Through the crack that let me speak to Kayleen I heard bells and the rise and fall of breezes and the music of waterfalls. Kayleen was beside me, floating in the dip and sway, her energy and mine running close, breathing together. I looked absently for tools to help me find Alicia. Nothing. Instead, I heard the universe breathing. I didn’t want that—I wanted something to grab onto, something to follow logically. Something I understood, but anything concrete seemed far away, wrapped in gauze. Bells rang inside me, and a low drumbeat matched my heart. I began to distinguish the voices of other instruments: a flute, a harp—
Clap!
My eyes flicked open to find Marcus about to bring his hands together again just in front of my face. “Mmmmmm . . . okay. Okay. Sorry.” I glanced at Kayleen, who had slumped over her arms on the table with a beatific smile on her face. Marcus clapped again, near her ear, and she smiled wider. I tried to tug her into a sitting position, but with no purchase for my feet I didn’t have enough leverage. She felt as if all the muscles in her body had simply slacked. “Kayleen!” I called sharp
ly, and then again, “Kayleen!”
Nothing.
I shook her shoulder and Chelo, on her other side, shook her, too, also calling her name.
She coughed and blinked. As she opened her eyes she looked like someone who had nearly drowned, as if part of her was still far away in some other place.

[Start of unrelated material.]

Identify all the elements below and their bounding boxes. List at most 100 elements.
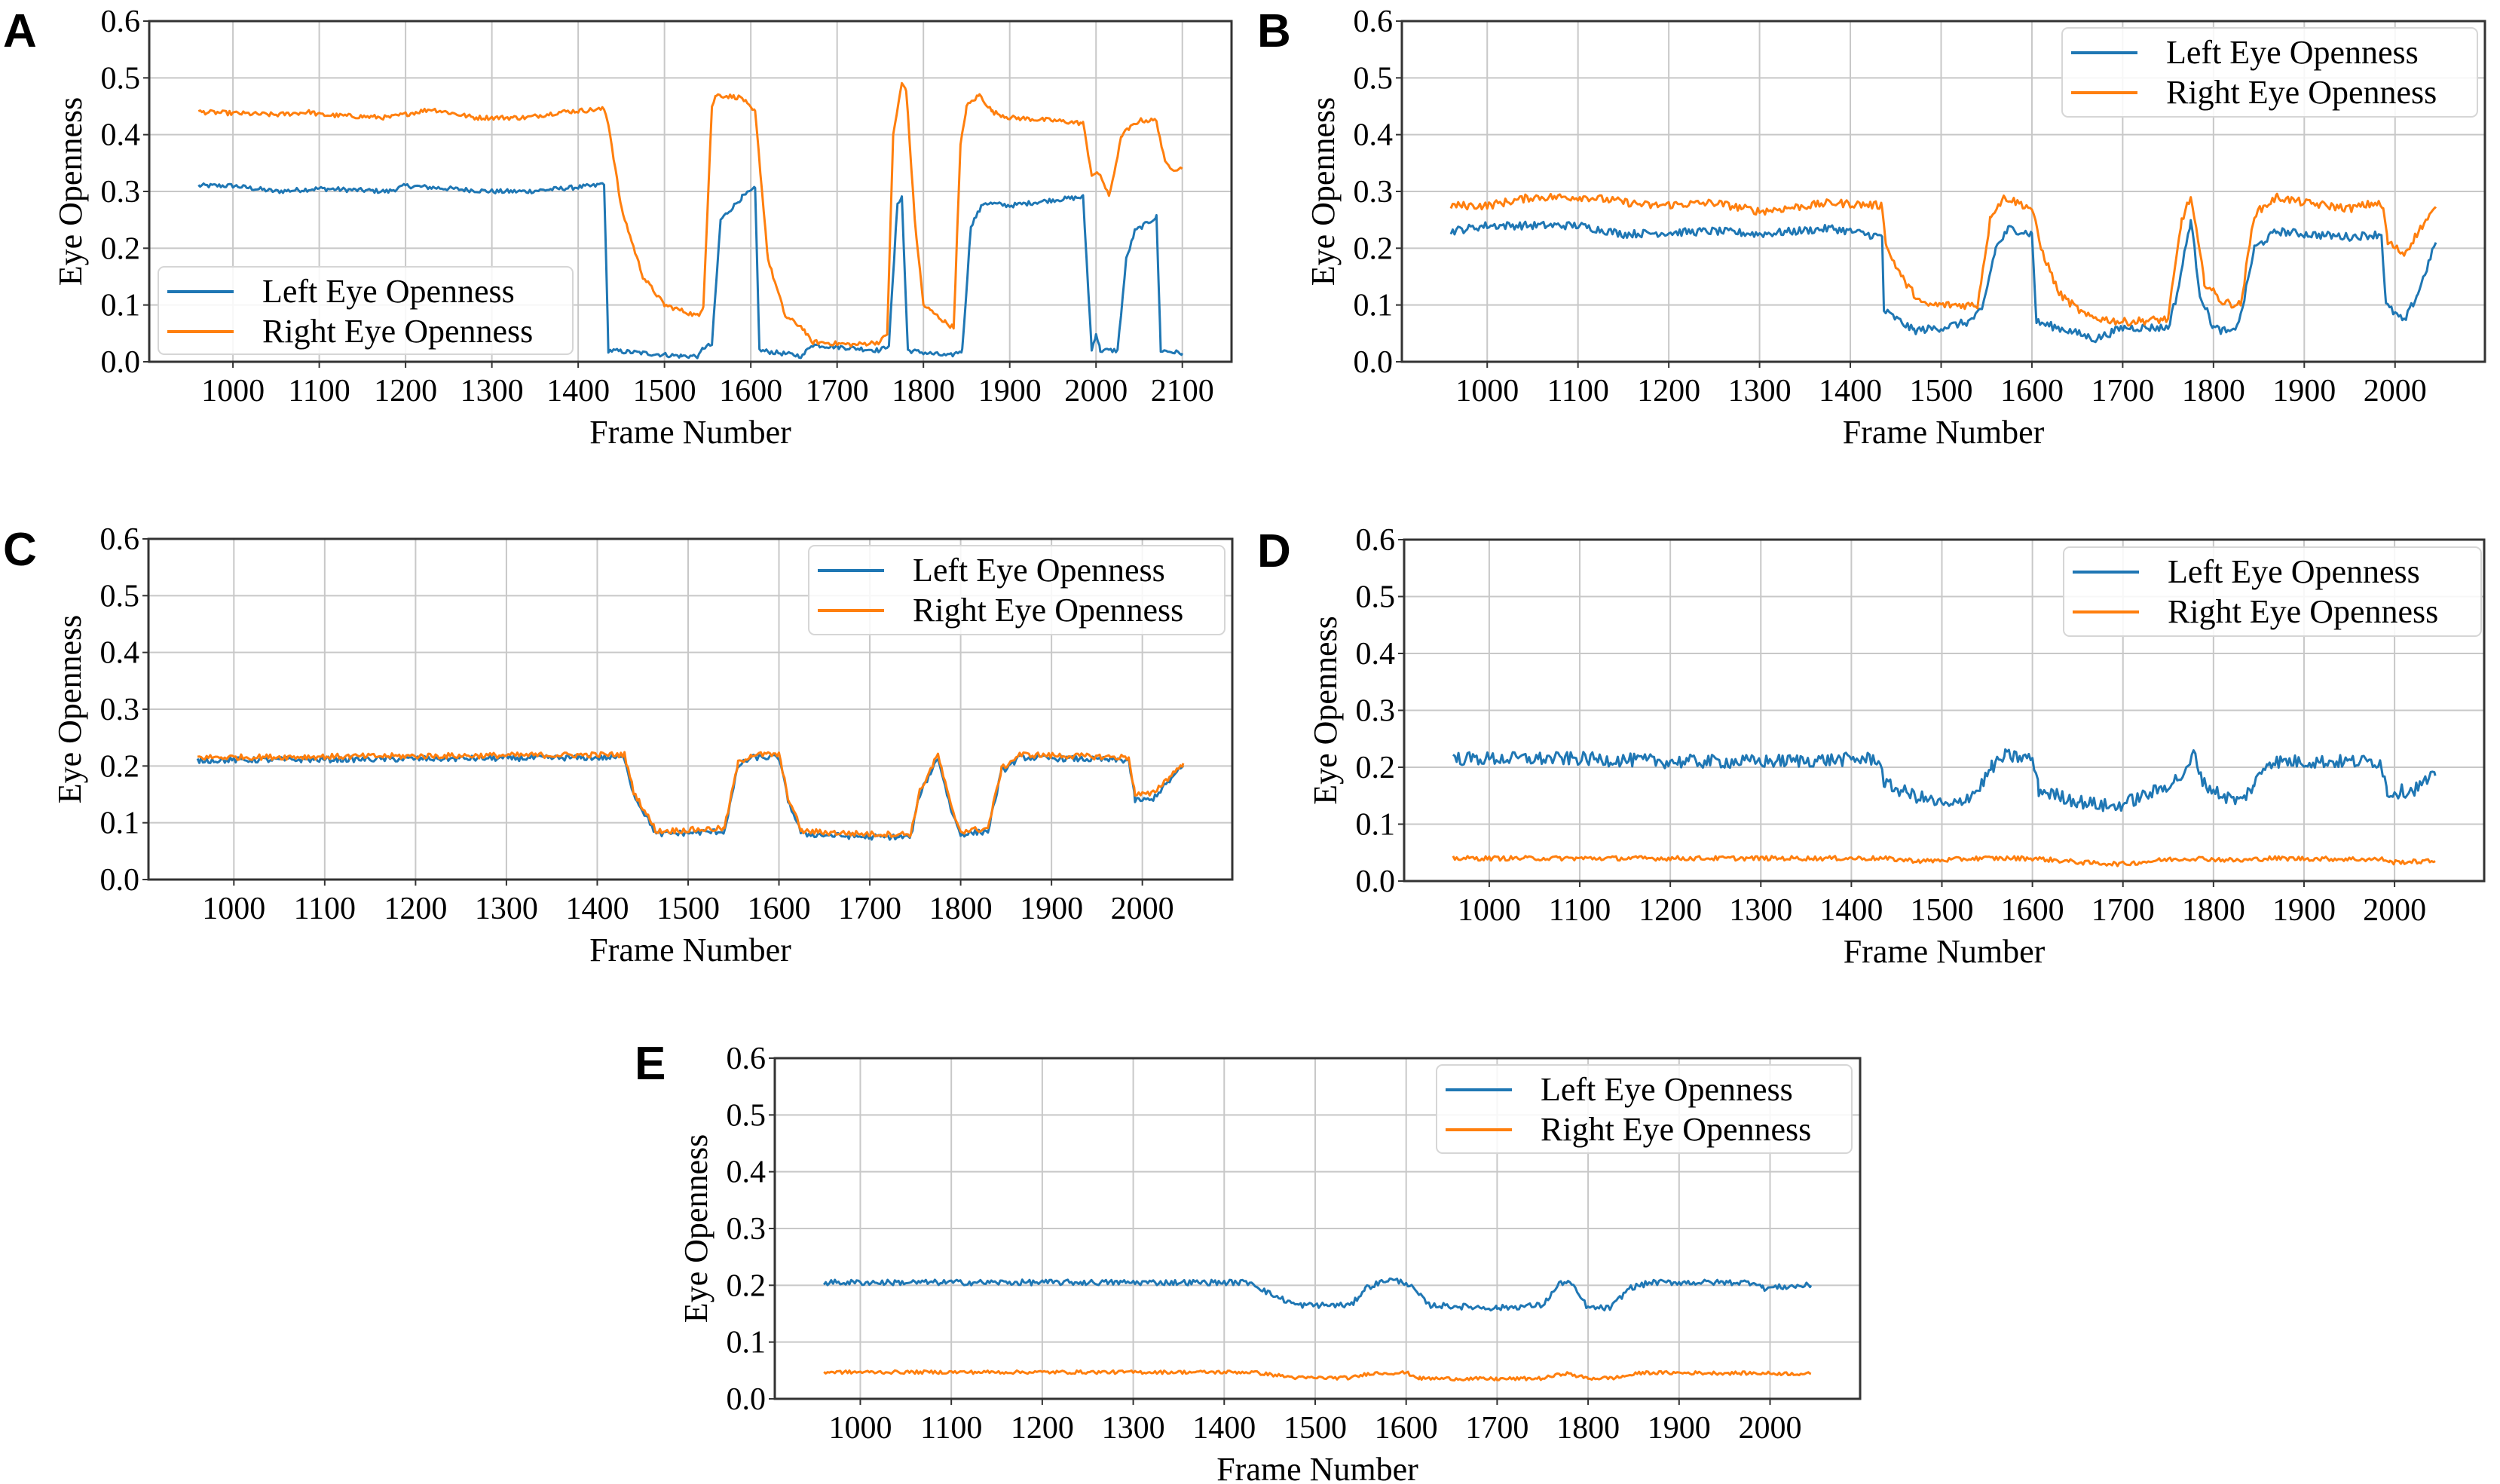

“Shield!” Marcus demanded, his face sour. “Move. Climb up and down the ladder. Put yourselves all the way back into the physical.”
He didn’t let us stop until we’d each gone up and down eight times, swaying, working at it, with no one to hold the rope ladder anchored like he had held it for us on the way up.
When I finally settled back down on the oversized bench, Chelo’s smile was tense with worry, and I sensed a brother/sister row coming if we ever figured out how to be alone again.
Marcus looked over at us, and I realized he’d gone from mad to trying hard not to laugh. But he apparently didn’t want to talk about it. He raised an eyebrow and then spoke to Chance. “Go ahead. There’s more to show them.”
Matriana interrupted. “We’ll be going. But we’ll check in on you every day.” She and Daniel stood on the two far corners of the platform, bent their knees sharply, and then sprang up in unison. Clearly they’d practiced this, as their powerful wing beats synchronized exactly until they were up and out through the wide-open wall, heading toward SoBright.
We spent three hours learning the finer details of flier anatomy and history. The light had faded into the orange-gold of early dusk when Chance suddenly stood up. “Gotta get home before dark. Bye! You can demonstrate what you learned tomorrow!” He popped the data button out, stuck it in his pocket, and scrambled down the ladder, leaving us all gaping a bit. Marcus whispered, “Watch,” and in two or three minutes he was winging away from us, the odd thin material of his wings reflecting the dusky light like red-gold fire.
Finally, I could go find Alicia.
I kept trying to hurry. Marcus stopped along the way to chat with fliers, who all wanted introductions to us. After ten introductions I stopped even bothering to try and remember names, although in a few cases the wing-patterns of various fliers looked so unique or so bright I thought I’d remember those, at least. Twice, black wings caught my eye, but one pair belonged to a woman with long black hair and another to a redheaded man with a rich laugh that carried across the lawn.